The ANOVA method outputs a tab-delimited file with results for each gene in the genome. P-values are adjusted for multiple comparisons using the Benjamini-Hochberg procedure (called “q-values” or “p-adj.”). A typical threshold for conditional essentiality on is q-value < 0.05.

Column Header

Column Definition

Orf

Gene ID.

Name

Name of the gene.

TAs

Number of TA sites in Gene

Means…

Mean readcounts for each condition

Log 2 FCs…

Log-fold-changes of counts in each condition vs mean across all conditions

MSR

Mean-squared residual

MSE With Alpha

Mean-squared error, plus moderation value

Fstat

Ratio of variance between groups vs. within groups (MSR/(MSE+alpha))

P Value

P-value calculated by the Anova test.

Adj P Value

Adjusted p-value controlling for the FDR (Benjamini-Hochberg)

Status

Debug information (If any)

LFCs (log-fold-changes): For each condition, the LFC is calculated as the log-base-2 of the ratio of mean insertion count in that condition relative to the mean of means across all the conditions. You can use the ‘--ref’ flag to designate a specific condition as a reference for computing LFCs. Pseudocount are incorporated to reduce the impact of noise on LFCs, based on the formula below. The pseudocounts can be adjusted using the ‘--PC’ flag. Changing the pseudocounts (via --PC) can reduce the artifactual appearance of genes with high-magnitude LFCs but that have small overall counts (which are susceptible to noise). Changing the pseudocounts will not affect the analysis of statistical significance and hence number of varying genes, however.
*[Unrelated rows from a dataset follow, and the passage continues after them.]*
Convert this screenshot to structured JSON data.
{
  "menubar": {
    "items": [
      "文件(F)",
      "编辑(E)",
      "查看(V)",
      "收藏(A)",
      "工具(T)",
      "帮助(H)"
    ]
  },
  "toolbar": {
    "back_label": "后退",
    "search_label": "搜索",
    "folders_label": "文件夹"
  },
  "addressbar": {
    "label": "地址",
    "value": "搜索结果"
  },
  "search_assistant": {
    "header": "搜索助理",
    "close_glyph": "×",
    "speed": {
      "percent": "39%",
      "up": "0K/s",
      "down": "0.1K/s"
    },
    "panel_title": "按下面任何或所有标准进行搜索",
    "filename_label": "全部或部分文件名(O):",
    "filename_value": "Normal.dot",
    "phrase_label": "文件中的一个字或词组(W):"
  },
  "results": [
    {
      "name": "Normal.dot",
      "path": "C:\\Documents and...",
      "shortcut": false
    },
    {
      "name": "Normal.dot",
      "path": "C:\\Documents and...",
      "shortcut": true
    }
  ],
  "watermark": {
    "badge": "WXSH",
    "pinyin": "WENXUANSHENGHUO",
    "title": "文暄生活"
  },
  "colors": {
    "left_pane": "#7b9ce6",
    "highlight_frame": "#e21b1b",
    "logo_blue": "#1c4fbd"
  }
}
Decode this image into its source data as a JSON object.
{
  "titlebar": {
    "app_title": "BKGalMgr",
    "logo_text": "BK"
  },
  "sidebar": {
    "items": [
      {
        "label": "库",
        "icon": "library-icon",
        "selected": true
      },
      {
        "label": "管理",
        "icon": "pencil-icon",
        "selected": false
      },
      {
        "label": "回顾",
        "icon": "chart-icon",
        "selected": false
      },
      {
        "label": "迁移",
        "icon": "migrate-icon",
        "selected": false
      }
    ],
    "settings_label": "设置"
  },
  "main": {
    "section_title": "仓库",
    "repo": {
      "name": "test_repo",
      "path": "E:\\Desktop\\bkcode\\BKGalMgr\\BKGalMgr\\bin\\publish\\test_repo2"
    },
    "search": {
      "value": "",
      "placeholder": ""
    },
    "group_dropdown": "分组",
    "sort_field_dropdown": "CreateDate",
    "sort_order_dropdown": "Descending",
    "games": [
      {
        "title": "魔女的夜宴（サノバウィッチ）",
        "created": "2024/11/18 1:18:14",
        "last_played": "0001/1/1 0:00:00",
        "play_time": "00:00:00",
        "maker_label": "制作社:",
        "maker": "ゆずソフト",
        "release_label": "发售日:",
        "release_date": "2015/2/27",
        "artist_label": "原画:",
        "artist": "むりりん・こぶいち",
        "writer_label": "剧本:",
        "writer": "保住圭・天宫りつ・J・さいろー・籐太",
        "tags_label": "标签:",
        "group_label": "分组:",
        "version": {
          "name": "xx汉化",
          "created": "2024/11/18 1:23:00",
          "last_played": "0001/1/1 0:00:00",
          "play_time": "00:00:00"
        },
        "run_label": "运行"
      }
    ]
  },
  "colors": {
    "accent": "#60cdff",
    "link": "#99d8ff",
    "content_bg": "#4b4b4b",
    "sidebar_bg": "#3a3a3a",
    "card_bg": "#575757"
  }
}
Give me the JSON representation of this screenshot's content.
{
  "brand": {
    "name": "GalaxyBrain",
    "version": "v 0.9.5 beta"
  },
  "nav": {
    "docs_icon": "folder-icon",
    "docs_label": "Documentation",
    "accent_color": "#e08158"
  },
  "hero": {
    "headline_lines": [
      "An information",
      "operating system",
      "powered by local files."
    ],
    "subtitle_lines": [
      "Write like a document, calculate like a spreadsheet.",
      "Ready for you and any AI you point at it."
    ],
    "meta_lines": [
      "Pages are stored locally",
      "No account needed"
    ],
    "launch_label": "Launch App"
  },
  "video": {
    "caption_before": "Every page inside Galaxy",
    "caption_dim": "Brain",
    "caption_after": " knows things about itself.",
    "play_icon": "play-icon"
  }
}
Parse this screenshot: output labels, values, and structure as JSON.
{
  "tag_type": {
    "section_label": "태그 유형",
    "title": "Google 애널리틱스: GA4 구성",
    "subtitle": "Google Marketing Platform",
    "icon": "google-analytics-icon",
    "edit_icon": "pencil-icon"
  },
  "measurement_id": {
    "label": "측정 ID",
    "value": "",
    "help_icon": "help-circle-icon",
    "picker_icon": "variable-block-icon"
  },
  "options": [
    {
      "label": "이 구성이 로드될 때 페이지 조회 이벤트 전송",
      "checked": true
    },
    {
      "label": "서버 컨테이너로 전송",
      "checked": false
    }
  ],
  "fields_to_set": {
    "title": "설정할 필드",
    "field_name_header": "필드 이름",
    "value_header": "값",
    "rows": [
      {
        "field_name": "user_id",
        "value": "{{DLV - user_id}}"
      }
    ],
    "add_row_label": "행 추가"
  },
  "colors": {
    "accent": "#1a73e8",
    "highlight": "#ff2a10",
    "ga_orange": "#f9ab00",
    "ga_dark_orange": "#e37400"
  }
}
LFC = log2((mean_insertions_in_condition + PC)/(mean_of_means_across_all_conditions + PC))

GUI Mode

The Anova analysis method can be selected from the “Method” tab in the Menu Bar.

_images/anova_method_tab.png

The parameters to input through the parameter panel for the method is equivalent to the command line usage (see parameter descriptions above for full detail):

_images/anova_parameter_panel.png

Run-time

A typical run of the anova method takes less than 1 minute for a combined wig file with 6 conditions, 3 replicates per condition.